Improvements to background image detection and extraction across all Automatic APIs. This resolves many issues with proper extraction from sites that use background CSS properties for image delivery.
Improvements to specification extraction in the Product API.
Improvements to HTML <figure> parsing in the Article API.
The diffbotUri value for Custom APIs is now calculated from the entirety of custom content (and can be used to detect changes between extractions).
Various improvements to caption detection and parsing in the Article API.
Crawlbot now adheres to the "Diffbot" user-agent in robots.txt directives, so that our crawling can be whitelisted when crawling partner or other sites.
Numerous improvements to normalizedSpecs in the Product API.
Diffbot Automatic APIs now process PDFs. PDF URLs will be converted to HTML and then analyzed for extractable content. PDFs are not currently supported while crawling.
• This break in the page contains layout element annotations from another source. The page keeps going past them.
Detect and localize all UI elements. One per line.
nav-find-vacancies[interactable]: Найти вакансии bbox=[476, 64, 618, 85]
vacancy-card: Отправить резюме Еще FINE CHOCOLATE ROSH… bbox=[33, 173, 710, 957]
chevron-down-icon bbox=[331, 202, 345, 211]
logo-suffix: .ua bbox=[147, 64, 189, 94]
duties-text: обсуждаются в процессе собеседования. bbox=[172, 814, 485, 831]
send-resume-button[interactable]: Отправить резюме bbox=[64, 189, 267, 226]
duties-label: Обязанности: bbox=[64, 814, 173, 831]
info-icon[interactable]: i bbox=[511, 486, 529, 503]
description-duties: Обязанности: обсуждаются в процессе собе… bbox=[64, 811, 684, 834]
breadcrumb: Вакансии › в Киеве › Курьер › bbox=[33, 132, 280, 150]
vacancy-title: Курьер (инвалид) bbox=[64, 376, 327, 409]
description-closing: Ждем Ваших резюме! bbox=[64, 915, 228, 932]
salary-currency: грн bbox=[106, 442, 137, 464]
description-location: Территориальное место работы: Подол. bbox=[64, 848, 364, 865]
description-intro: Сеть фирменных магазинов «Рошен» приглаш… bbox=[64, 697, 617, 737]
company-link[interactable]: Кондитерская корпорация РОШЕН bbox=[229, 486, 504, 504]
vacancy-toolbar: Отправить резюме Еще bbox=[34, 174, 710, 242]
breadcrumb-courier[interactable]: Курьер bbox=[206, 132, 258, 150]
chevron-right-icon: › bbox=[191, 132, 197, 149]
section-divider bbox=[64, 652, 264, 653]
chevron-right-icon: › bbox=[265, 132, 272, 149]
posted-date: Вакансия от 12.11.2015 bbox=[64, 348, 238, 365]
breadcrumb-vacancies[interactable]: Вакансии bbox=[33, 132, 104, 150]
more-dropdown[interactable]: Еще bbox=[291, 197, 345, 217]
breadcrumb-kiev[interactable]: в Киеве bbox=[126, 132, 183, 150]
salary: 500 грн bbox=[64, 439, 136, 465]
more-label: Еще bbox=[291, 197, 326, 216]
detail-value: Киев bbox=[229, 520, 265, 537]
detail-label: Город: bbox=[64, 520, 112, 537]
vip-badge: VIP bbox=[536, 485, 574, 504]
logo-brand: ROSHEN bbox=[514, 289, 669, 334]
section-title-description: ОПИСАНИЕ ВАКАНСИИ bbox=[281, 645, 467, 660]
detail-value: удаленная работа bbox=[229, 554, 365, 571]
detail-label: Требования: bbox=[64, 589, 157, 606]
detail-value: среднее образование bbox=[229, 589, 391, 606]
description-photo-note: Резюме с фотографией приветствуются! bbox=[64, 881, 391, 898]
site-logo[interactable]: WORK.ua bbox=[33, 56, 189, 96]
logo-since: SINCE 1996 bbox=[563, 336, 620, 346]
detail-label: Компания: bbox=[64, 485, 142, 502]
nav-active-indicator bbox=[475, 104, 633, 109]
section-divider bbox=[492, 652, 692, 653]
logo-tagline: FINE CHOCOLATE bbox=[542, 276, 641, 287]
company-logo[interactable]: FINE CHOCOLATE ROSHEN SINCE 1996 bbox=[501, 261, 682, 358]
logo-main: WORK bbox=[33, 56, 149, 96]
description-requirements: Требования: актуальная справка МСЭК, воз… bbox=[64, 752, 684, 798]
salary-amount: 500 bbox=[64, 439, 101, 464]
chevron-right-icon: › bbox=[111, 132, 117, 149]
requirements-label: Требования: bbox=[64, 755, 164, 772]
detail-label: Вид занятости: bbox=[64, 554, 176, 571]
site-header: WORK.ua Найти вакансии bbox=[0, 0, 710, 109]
Crawlbot fixes to reduce DNS errors when starting new crawls or crawl rounds.
Crawlbot and Bulk Processing: deletion of a nonexistent job will no longer return a "success" message.
Improved handling of UTF-8 encoded characters within Crawlbot.
Fixed an issue where large Crawlbot and Bulk job downloads would prematurely terminate.
Added beta support for executing custom Javascript before processing a page via an extraction API. See Analyze API example (works with all Automatic and Custom APIs).